The 1918 flu epidemic, the impact of local men leaving to fight in both world wars, the presence of  Conservation Corps members in the 1930s and early 1940s, and the filming of movies in the area was also discussed. Most surprising for the 4-H members was the approximately 12,000-year-old mammoth skeleton that was discovered in 1952 in the nearby wash. 

Members then went on a hike to the little known and nearly forgotten Mountain View Cemetery (also known as Suar’s cemetery or the Elgin Cemetery). The cemetery, which is on private property, has not been maintained. There are at least 40  individuals laid to rest here, but fewer than a handful of grave markers remain. 

The 4-H group decided to help conserve the site. After internet searches, dozens of texts, emails, and phone calls, the owner of the cemetery was located and contacted. The owner has agreed to help the 4-H club start conserving not only the physical property, but also researching those individuals buried here. 

Downing has amassed a large amount of information. This, coupled with local historian Alison Bunting’s research, will help the youth members to create an album of material to be stored in the Bowman Straddling History Center at the Sonoita Fairgrounds. Although each grave location might never be known, the youth hope to one day place a plaque or sign at the site listing all those who are known to be interred at the location. At a minimum, this small gesture will return their names to those who were nearly forgotten.  

One week prior, on April 16, 4-H members traveled to Camp Naco, a historic military post in Naco, Arizona, just north of the Mexico border. Camp Naco (also known as Fort Naco and Fort Newell) was a military outpost built during the Mexican Revolution in 1917 and was the first area in the western hemisphere to see aerial combat. 
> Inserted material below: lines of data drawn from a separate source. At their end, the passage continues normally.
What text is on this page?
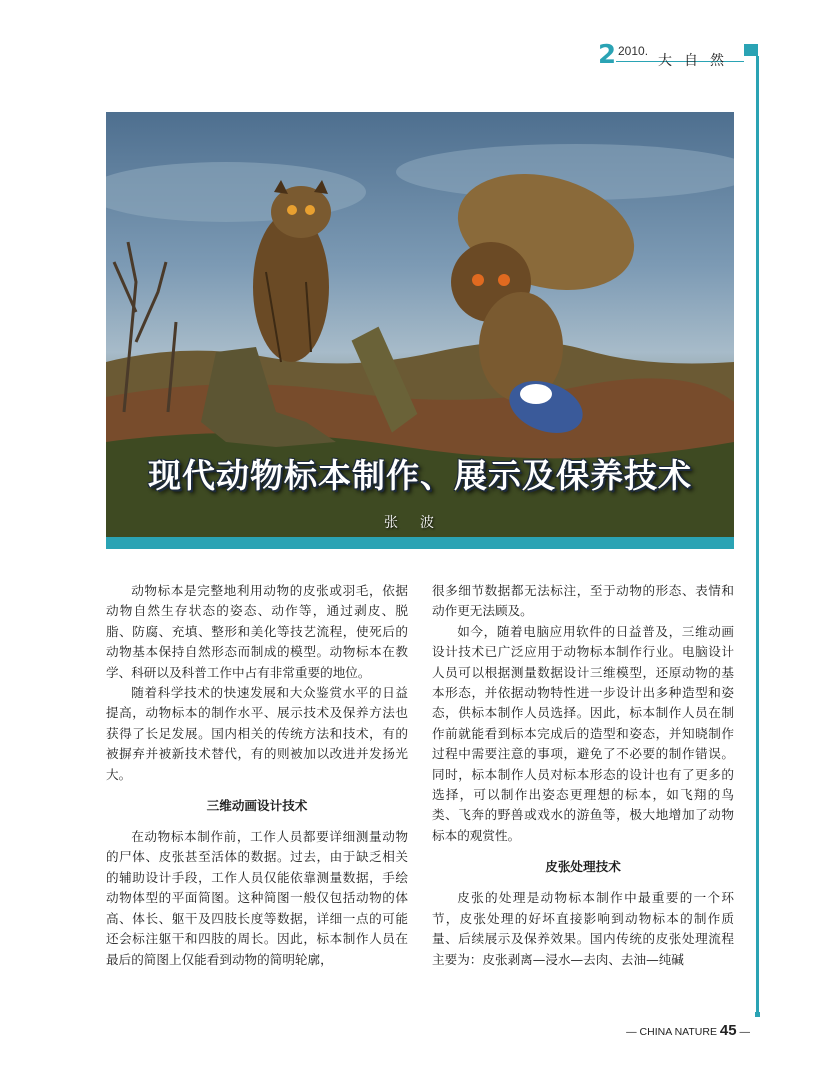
2 2010.
大自然
现代动物标本制作、展示及保养技术
张波

动物标本是完整地利用动物的皮张或羽毛，依据动物自然生存状态的姿态、动作等，通过剥皮、脱脂、防腐、充填、整形和美化等技艺流程，使死后的动物基本保持自然形态而制成的模型。动物标本在教学、科研以及科普工作中占有非常重要的地位。

随着科学技术的快速发展和大众鉴赏水平的日益提高，动物标本的制作水平、展示技术及保养方法也获得了长足发展。国内相关的传统方法和技术，有的被摒弃并被新技术替代，有的则被加以改进并发扬光大。

三维动画设计技术

在动物标本制作前，工作人员都要详细测量动物的尸体、皮张甚至活体的数据。过去，由于缺乏相关的辅助设计手段，工作人员仅能依靠测量数据，手绘动物体型的平面简图。这种简图一般仅包括动物的体高、体长、躯干及四肢长度等数据，详细一点的可能还会标注躯干和四肢的周长。因此，标本制作人员在最后的简图上仅能看到动物的简明轮廓，

很多细节数据都无法标注，至于动物的形态、表情和动作更无法顾及。

如今，随着电脑应用软件的日益普及，三维动画设计技术已广泛应用于动物标本制作行业。电脑设计人员可以根据测量数据设计三维模型，还原动物的基本形态，并依据动物特性进一步设计出多种造型和姿态，供标本制作人员选择。因此，标本制作人员在制作前就能看到标本完成后的造型和姿态，并知晓制作过程中需要注意的事项，避免了不必要的制作错误。同时，标本制作人员对标本形态的设计也有了更多的选择，可以制作出姿态更理想的标本，如飞翔的鸟类、飞奔的野兽或戏水的游鱼等，极大地增加了动物标本的观赏性。

皮张处理技术

皮张的处理是动物标本制作中最重要的一个环节，皮张处理的好坏直接影响到动物标本的制作质量、后续展示及保养效果。国内传统的皮张处理流程主要为：皮张剥离—浸水—去肉、去油—纯碱

— CHINA NATURE 45 —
Archaeologist Rebecca Orozco, who oversees the renovation of Camp Naco, gave the club a tour of the post. The Camp housed the U.S. Army 9th and 10th Cavalry and later the Buffalo Soldiers. Now in various stages of decay, the adobe and wood buildings are currently receiving the care they so desperately need. 

Camp Naco had both stables and tack rooms alongside a motor pool and mechanic facilities. Terrain, distance, and resources dictated which form of transportation was to be used for each outing.

Members were shown the segregation of the facility between black and white soldiers. Members discussed the topic of racial segregation and the role of the famous black Buffalo Soldiers and their influence on American history. 

Members were also taught about the role of fundraising, archaeology, and craftsmanship in restoring historic sites. Thanks to Orozco’s efforts, Camp Naco is now listed on the Eleven Most Endangered Historic Sites list and secured funding for preservation. Skilled craftsmen can now be hired to replicate and restore key buildings on the property.

The 4-Hers have agreed to return and be part of the adobe brick making process. Their work will help to restore a threatened piece of history. They will leave their fingerprints behind as a mark of their efforts to help preserve Camp Naco for future youth to behold.